Kreis-Amtsarzt informiert - Alte Arzneimittel nie in den Ausguss

Jetzt ist Zeit für den Frühjahrsputz – und zwar auch in der Haus-Apotheke. Kopfschmerztabletten, die seit Jahren über das Mindesthaltbarkeitsdatum hinaus sind, Bronchialtee, der für den Husten vor zehn Jahren angeschafft wurde oder Salbe, die „abgelaufen“ ist, gehören entsorgt - aber fachmännisch.

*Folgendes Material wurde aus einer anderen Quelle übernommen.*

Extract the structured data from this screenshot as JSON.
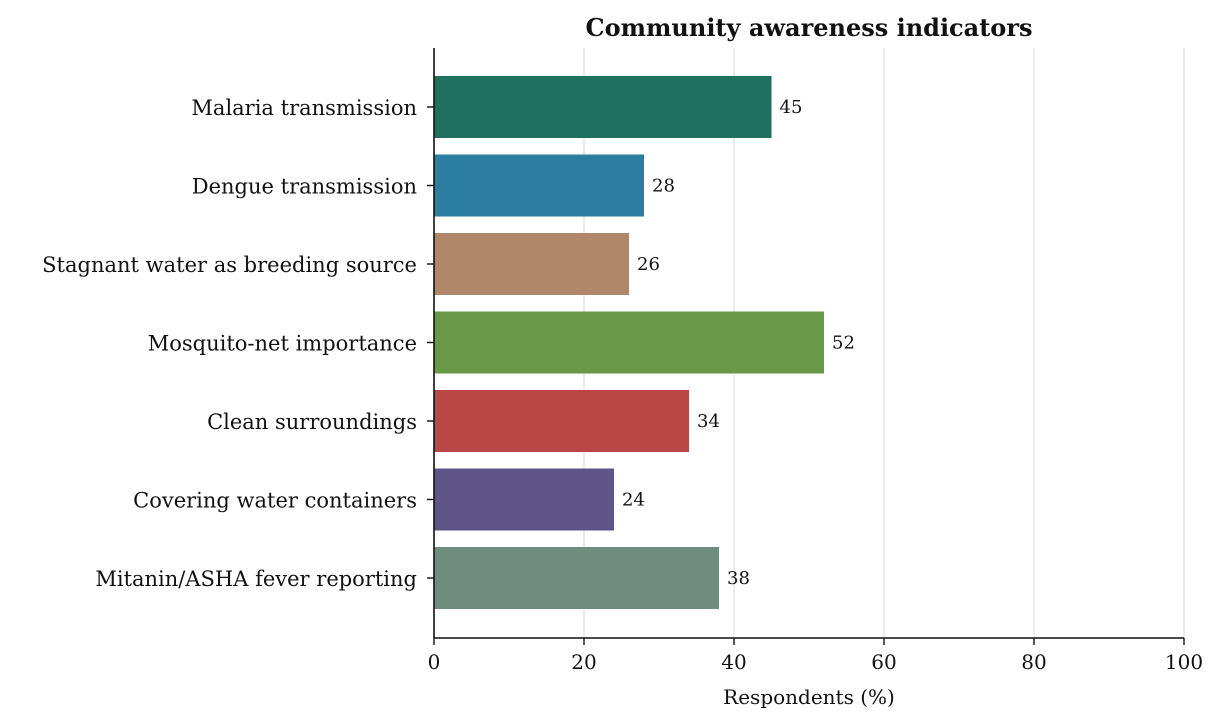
{
  "chart_data": {
    "type": "bar",
    "orientation": "horizontal",
    "title": "Community awareness indicators",
    "xlabel": "Respondents (%)",
    "ylabel": "",
    "xlim": [
      0,
      100
    ],
    "x_ticks": [
      0,
      20,
      40,
      60,
      80,
      100
    ],
    "grid": "vertical",
    "legend": "none",
    "categories": [
      "Malaria transmission",
      "Dengue transmission",
      "Stagnant water as breeding source",
      "Mosquito-net importance",
      "Clean surroundings",
      "Covering water containers",
      "Mitanin/ASHA fever reporting"
    ],
    "values": [
      45,
      28,
      26,
      52,
      34,
      24,
      38
    ],
    "colors": [
      "#20705e",
      "#2b7ea1",
      "#b08768",
      "#699849",
      "#ba4646",
      "#5e548a",
      "#6f8d7e"
    ]
  }
}
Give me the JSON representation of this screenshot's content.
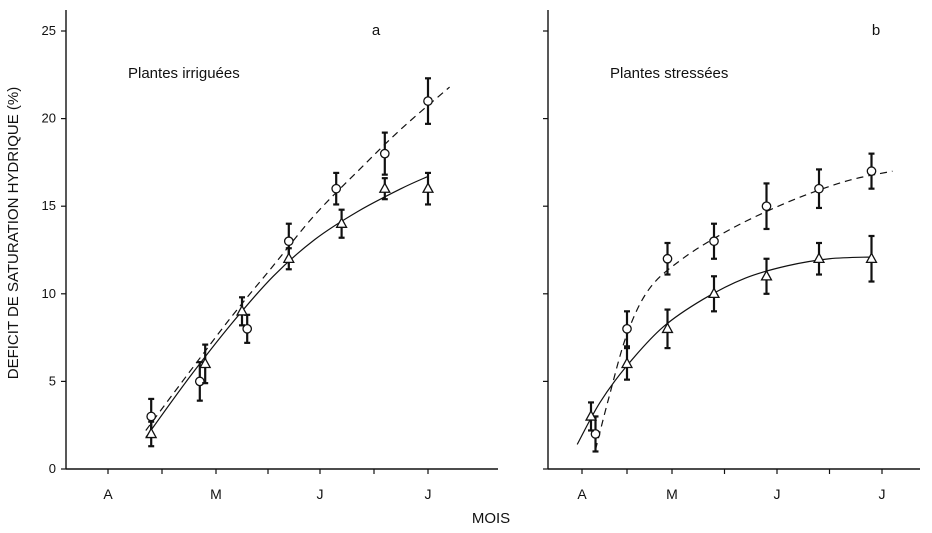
{
  "chart_data": {
    "type": "line",
    "ylabel": "DEFICIT DE SATURATION HYDRIQUE (%)",
    "xlabel": "MOIS",
    "ylim": [
      0,
      25
    ],
    "yticks": [
      0,
      5,
      10,
      15,
      20,
      25
    ],
    "xlim": [
      0,
      7.4
    ],
    "month_ticks": [
      {
        "x": 1,
        "label": "A"
      },
      {
        "x": 3,
        "label": "M"
      },
      {
        "x": 5,
        "label": "J"
      },
      {
        "x": 7,
        "label": "J"
      }
    ],
    "panels": [
      {
        "letter": "a",
        "title": "Plantes irriguées",
        "series": [
          {
            "marker": "circle",
            "line": "dashed",
            "points": [
              {
                "x": 1.8,
                "y": 3.0,
                "err": 1.0
              },
              {
                "x": 2.7,
                "y": 5.0,
                "err": 1.1
              },
              {
                "x": 3.6,
                "y": 8.0,
                "err": 0.8
              },
              {
                "x": 4.4,
                "y": 13.0,
                "err": 1.0
              },
              {
                "x": 5.3,
                "y": 16.0,
                "err": 0.9
              },
              {
                "x": 6.2,
                "y": 18.0,
                "err": 1.2
              },
              {
                "x": 7.0,
                "y": 21.0,
                "err": 1.3
              }
            ],
            "curve": [
              [
                1.7,
                2.2
              ],
              [
                2.5,
                5.5
              ],
              [
                3.3,
                8.7
              ],
              [
                4.1,
                11.6
              ],
              [
                4.9,
                14.5
              ],
              [
                5.7,
                17.0
              ],
              [
                6.5,
                19.4
              ],
              [
                7.4,
                21.8
              ]
            ]
          },
          {
            "marker": "triangle",
            "line": "solid",
            "points": [
              {
                "x": 1.8,
                "y": 2.0,
                "err": 0.7
              },
              {
                "x": 2.8,
                "y": 6.0,
                "err": 1.1
              },
              {
                "x": 3.5,
                "y": 9.0,
                "err": 0.8
              },
              {
                "x": 4.4,
                "y": 12.0,
                "err": 0.6
              },
              {
                "x": 5.4,
                "y": 14.0,
                "err": 0.8
              },
              {
                "x": 6.2,
                "y": 16.0,
                "err": 0.6
              },
              {
                "x": 7.0,
                "y": 16.0,
                "err": 0.9
              }
            ],
            "curve": [
              [
                1.7,
                1.8
              ],
              [
                2.5,
                5.2
              ],
              [
                3.3,
                8.3
              ],
              [
                4.1,
                11.0
              ],
              [
                4.9,
                13.1
              ],
              [
                5.7,
                14.7
              ],
              [
                6.5,
                16.0
              ],
              [
                7.0,
                16.7
              ]
            ]
          }
        ]
      },
      {
        "letter": "b",
        "title": "Plantes stressées",
        "series": [
          {
            "marker": "circle",
            "line": "dashed",
            "points": [
              {
                "x": 1.3,
                "y": 2.0,
                "err": 1.0
              },
              {
                "x": 2.0,
                "y": 8.0,
                "err": 1.0
              },
              {
                "x": 2.9,
                "y": 12.0,
                "err": 0.9
              },
              {
                "x": 3.8,
                "y": 13.0,
                "err": 1.0
              },
              {
                "x": 4.8,
                "y": 15.0,
                "err": 1.3
              },
              {
                "x": 5.8,
                "y": 16.0,
                "err": 1.1
              },
              {
                "x": 6.8,
                "y": 17.0,
                "err": 1.0
              }
            ],
            "curve": [
              [
                1.3,
                1.1
              ],
              [
                1.6,
                4.1
              ],
              [
                2.0,
                7.7
              ],
              [
                2.5,
                10.3
              ],
              [
                3.2,
                12.0
              ],
              [
                4.0,
                13.5
              ],
              [
                4.8,
                14.7
              ],
              [
                5.6,
                15.7
              ],
              [
                6.4,
                16.5
              ],
              [
                7.2,
                17.0
              ]
            ]
          },
          {
            "marker": "triangle",
            "line": "solid",
            "points": [
              {
                "x": 1.2,
                "y": 3.0,
                "err": 0.8
              },
              {
                "x": 2.0,
                "y": 6.0,
                "err": 0.9
              },
              {
                "x": 2.9,
                "y": 8.0,
                "err": 1.1
              },
              {
                "x": 3.8,
                "y": 10.0,
                "err": 1.0
              },
              {
                "x": 4.8,
                "y": 11.0,
                "err": 1.0
              },
              {
                "x": 5.8,
                "y": 12.0,
                "err": 0.9
              },
              {
                "x": 6.8,
                "y": 12.0,
                "err": 1.3
              }
            ],
            "curve": [
              [
                0.8,
                1.4
              ],
              [
                1.4,
                3.8
              ],
              [
                2.0,
                5.9
              ],
              [
                2.8,
                8.1
              ],
              [
                3.6,
                9.7
              ],
              [
                4.4,
                10.9
              ],
              [
                5.2,
                11.6
              ],
              [
                6.0,
                12.0
              ],
              [
                6.8,
                12.1
              ]
            ]
          }
        ]
      }
    ]
  }
}
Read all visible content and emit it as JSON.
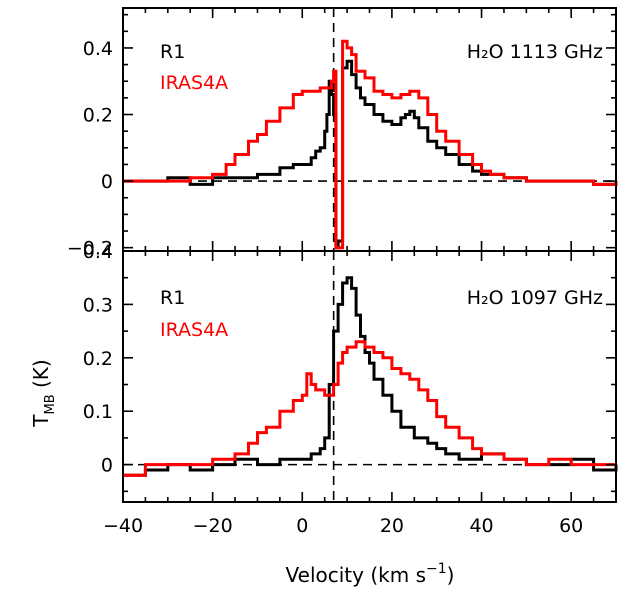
{
  "colors": {
    "black": "#000000",
    "red": "#ff0000"
  },
  "figure": {
    "xlabel_main": "Velocity (km s",
    "xlabel_exp": "−1",
    "xlabel_close": ")",
    "ylabel_main": "T",
    "ylabel_sub": "MB",
    "ylabel_tail": " (K)"
  },
  "chart_data": [
    {
      "type": "line",
      "panel": "top",
      "species_label": "H₂O 1113 GHz",
      "xlim": [
        -40,
        70
      ],
      "ylim": [
        -0.21,
        0.52
      ],
      "x_ticks": [
        -40,
        -20,
        0,
        20,
        40,
        60
      ],
      "y_ticks": [
        -0.2,
        0,
        0.2,
        0.4
      ],
      "y_tick_labels": [
        "−0.2",
        "0",
        "0.2",
        "0.4"
      ],
      "vline_x": 7,
      "hline_y": 0,
      "series": [
        {
          "name": "R1",
          "color": "#000000",
          "step": true,
          "x": [
            -40,
            -35,
            -30,
            -25,
            -20,
            -15,
            -10,
            -5,
            -2,
            0,
            2,
            3,
            4,
            5,
            5.5,
            6,
            6.5,
            7,
            7.5,
            8,
            9,
            10,
            11,
            12,
            13,
            14,
            16,
            18,
            20,
            22,
            23,
            24,
            25,
            26,
            28,
            30,
            32,
            35,
            38,
            40,
            45,
            50,
            55,
            60,
            65,
            70
          ],
          "y": [
            0.0,
            0.0,
            0.01,
            -0.01,
            0.01,
            0.01,
            0.02,
            0.04,
            0.05,
            0.05,
            0.07,
            0.09,
            0.1,
            0.15,
            0.2,
            0.3,
            0.26,
            0.2,
            -0.2,
            -0.18,
            0.34,
            0.36,
            0.32,
            0.28,
            0.25,
            0.23,
            0.2,
            0.18,
            0.17,
            0.19,
            0.2,
            0.21,
            0.19,
            0.16,
            0.12,
            0.1,
            0.08,
            0.05,
            0.03,
            0.02,
            0.01,
            0.0,
            0.0,
            0.0,
            -0.01,
            0.0
          ]
        },
        {
          "name": "IRAS4A",
          "color": "#ff0000",
          "step": true,
          "x": [
            -40,
            -35,
            -30,
            -25,
            -20,
            -17,
            -15,
            -12,
            -10,
            -8,
            -5,
            -2,
            0,
            2,
            4,
            5,
            6,
            6.5,
            7,
            7.5,
            8,
            9,
            10,
            11,
            12,
            14,
            16,
            18,
            20,
            22,
            24,
            26,
            28,
            30,
            32,
            35,
            38,
            40,
            42,
            45,
            50,
            55,
            60,
            65,
            70
          ],
          "y": [
            0.0,
            0.0,
            0.0,
            0.01,
            0.02,
            0.05,
            0.08,
            0.12,
            0.14,
            0.18,
            0.22,
            0.26,
            0.27,
            0.27,
            0.28,
            0.28,
            0.28,
            0.3,
            0.33,
            -0.2,
            -0.2,
            0.42,
            0.4,
            0.38,
            0.33,
            0.31,
            0.27,
            0.26,
            0.25,
            0.26,
            0.27,
            0.25,
            0.2,
            0.15,
            0.12,
            0.08,
            0.05,
            0.03,
            0.02,
            0.01,
            0.0,
            0.0,
            0.0,
            -0.01,
            0.0
          ]
        }
      ]
    },
    {
      "type": "line",
      "panel": "bottom",
      "species_label": "H₂O 1097 GHz",
      "xlim": [
        -40,
        70
      ],
      "ylim": [
        -0.07,
        0.4
      ],
      "x_ticks": [
        -40,
        -20,
        0,
        20,
        40,
        60
      ],
      "x_tick_labels": [
        "−40",
        "−20",
        "0",
        "20",
        "40",
        "60"
      ],
      "y_ticks": [
        0,
        0.1,
        0.2,
        0.3,
        0.4
      ],
      "y_tick_labels": [
        "0",
        "0.1",
        "0.2",
        "0.3",
        "0.4"
      ],
      "vline_x": 7,
      "hline_y": 0,
      "series": [
        {
          "name": "R1",
          "color": "#000000",
          "step": true,
          "x": [
            -40,
            -35,
            -30,
            -25,
            -20,
            -15,
            -10,
            -5,
            0,
            2,
            4,
            5,
            6,
            7,
            8,
            9,
            10,
            11,
            12,
            13,
            14,
            15,
            16,
            18,
            20,
            22,
            25,
            28,
            30,
            32,
            35,
            38,
            40,
            45,
            50,
            55,
            60,
            65,
            70
          ],
          "y": [
            -0.02,
            -0.01,
            0.0,
            -0.01,
            0.0,
            0.01,
            0.0,
            0.01,
            0.01,
            0.02,
            0.03,
            0.05,
            0.15,
            0.25,
            0.3,
            0.34,
            0.35,
            0.33,
            0.28,
            0.24,
            0.21,
            0.19,
            0.16,
            0.13,
            0.1,
            0.07,
            0.05,
            0.04,
            0.03,
            0.02,
            0.01,
            0.01,
            0.02,
            0.01,
            0.0,
            0.0,
            0.01,
            -0.01,
            0.0
          ]
        },
        {
          "name": "IRAS4A",
          "color": "#ff0000",
          "step": true,
          "x": [
            -40,
            -35,
            -30,
            -25,
            -20,
            -15,
            -12,
            -10,
            -8,
            -5,
            -2,
            0,
            1,
            2,
            3,
            4,
            5,
            6,
            7,
            8,
            9,
            10,
            12,
            14,
            16,
            18,
            20,
            22,
            24,
            26,
            28,
            30,
            32,
            35,
            38,
            40,
            45,
            50,
            55,
            60,
            65,
            70
          ],
          "y": [
            -0.02,
            0.0,
            0.0,
            0.0,
            0.01,
            0.02,
            0.04,
            0.06,
            0.07,
            0.1,
            0.12,
            0.13,
            0.17,
            0.15,
            0.14,
            0.14,
            0.13,
            0.13,
            0.15,
            0.19,
            0.21,
            0.22,
            0.23,
            0.22,
            0.21,
            0.2,
            0.18,
            0.17,
            0.16,
            0.14,
            0.12,
            0.09,
            0.07,
            0.05,
            0.03,
            0.02,
            0.01,
            0.0,
            0.01,
            0.0,
            0.0,
            0.0
          ]
        }
      ]
    }
  ]
}
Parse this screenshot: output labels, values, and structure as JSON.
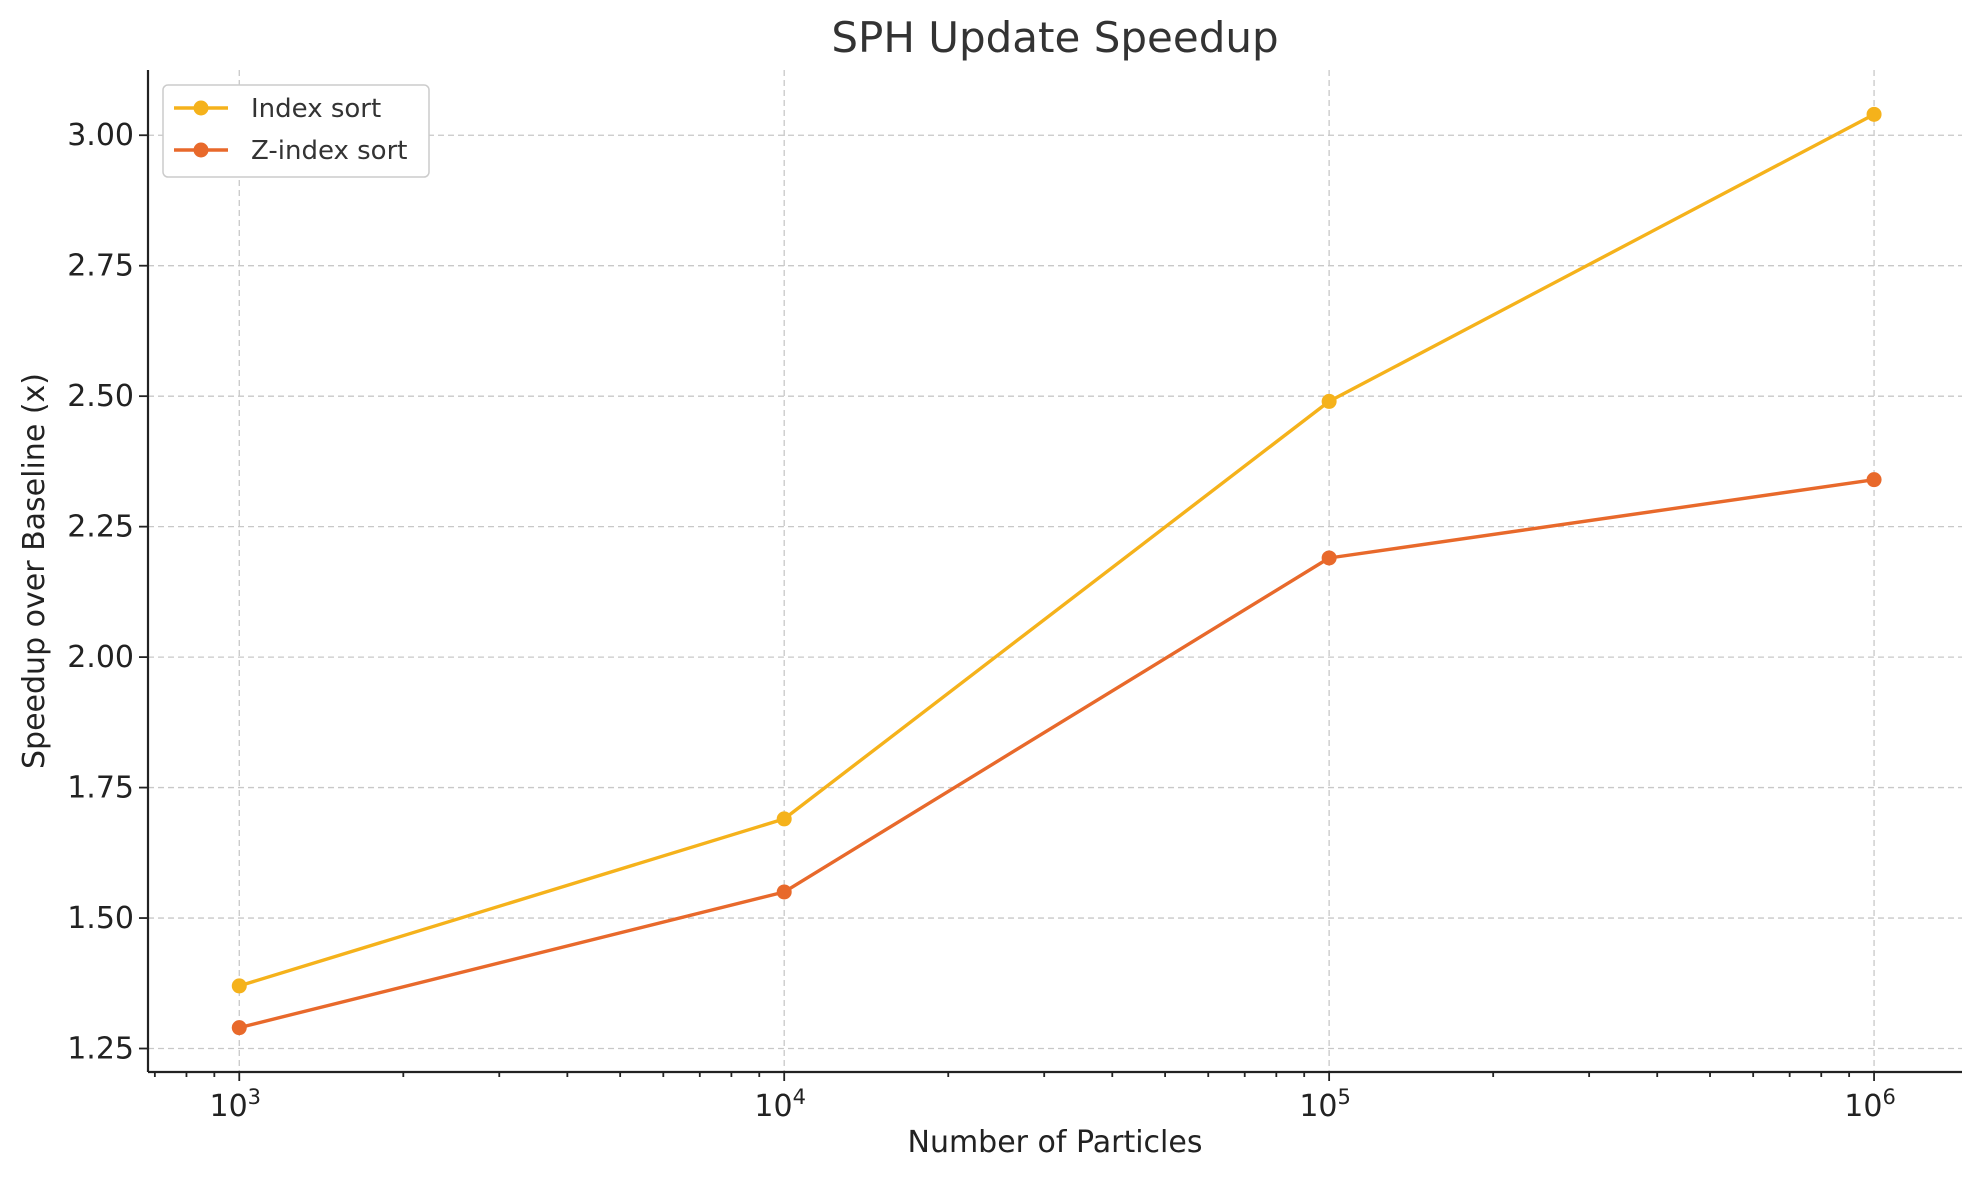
{
  "chart_data": {
    "type": "line",
    "title": "SPH Update Speedup",
    "xlabel": "Number of Particles",
    "ylabel": "Speedup over Baseline (x)",
    "x_scale": "log",
    "x": [
      1000,
      10000,
      100000,
      1000000
    ],
    "x_tick_labels": [
      {
        "base": "10",
        "exp": "3"
      },
      {
        "base": "10",
        "exp": "4"
      },
      {
        "base": "10",
        "exp": "5"
      },
      {
        "base": "10",
        "exp": "6"
      }
    ],
    "y_ticks": [
      "1.25",
      "1.50",
      "1.75",
      "2.00",
      "2.25",
      "2.50",
      "2.75",
      "3.00"
    ],
    "xlim": [
      680,
      1450000
    ],
    "ylim": [
      1.205,
      3.125
    ],
    "grid": true,
    "legend_position": "top-left",
    "series": [
      {
        "name": "Index sort",
        "color": "#F5B21B",
        "values": [
          1.37,
          1.69,
          2.49,
          3.04
        ]
      },
      {
        "name": "Z-index sort",
        "color": "#E8692B",
        "values": [
          1.29,
          1.55,
          2.19,
          2.34
        ]
      }
    ]
  }
}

Im Sinne der Umwelt gilt vor allem eine Regel: Alte Arzneimittel oder Medikamente, die nicht mehr benötigt werden, dürfen nicht über den Ausguss oder per Toilettenspülung entsorgt werden. Darauf weist der Amtsarzt des Kreises Unna, Dr. Bernhard Jungnitz, hin. Denn über den Ausguss, WC und Kläranlage gelangen Medikamentenreste dann als Schadstoffe ins Trinkwasser.

Reste dürfen in den Müll

Der Fachmann hat auch eine saubere Lösung parat: Reste von Arzneimitteln können überall dort, wo Hausmüll (Restmüll) in die Müllverbrennungsanlage kommt, über die Restmülltonne entsorgt werden. „Das ist sicher und umweltfreundlich“, unterstreicht Dr. Jungnitz und verweist auf eine entsprechende Empfehlung des Bundesgesundheitsministeriums.

Rücknahme in der Apotheke besonderer Service

Damit ist die Rückgabe der Arzneimittel an die Apotheke nicht mehr erforderlich. Apotheken bieten eine freiwillige Rücknahme von Altarzneimitteln zwar vielfach als Service an, sind dazu jedoch rechtlich nicht verpflichtet.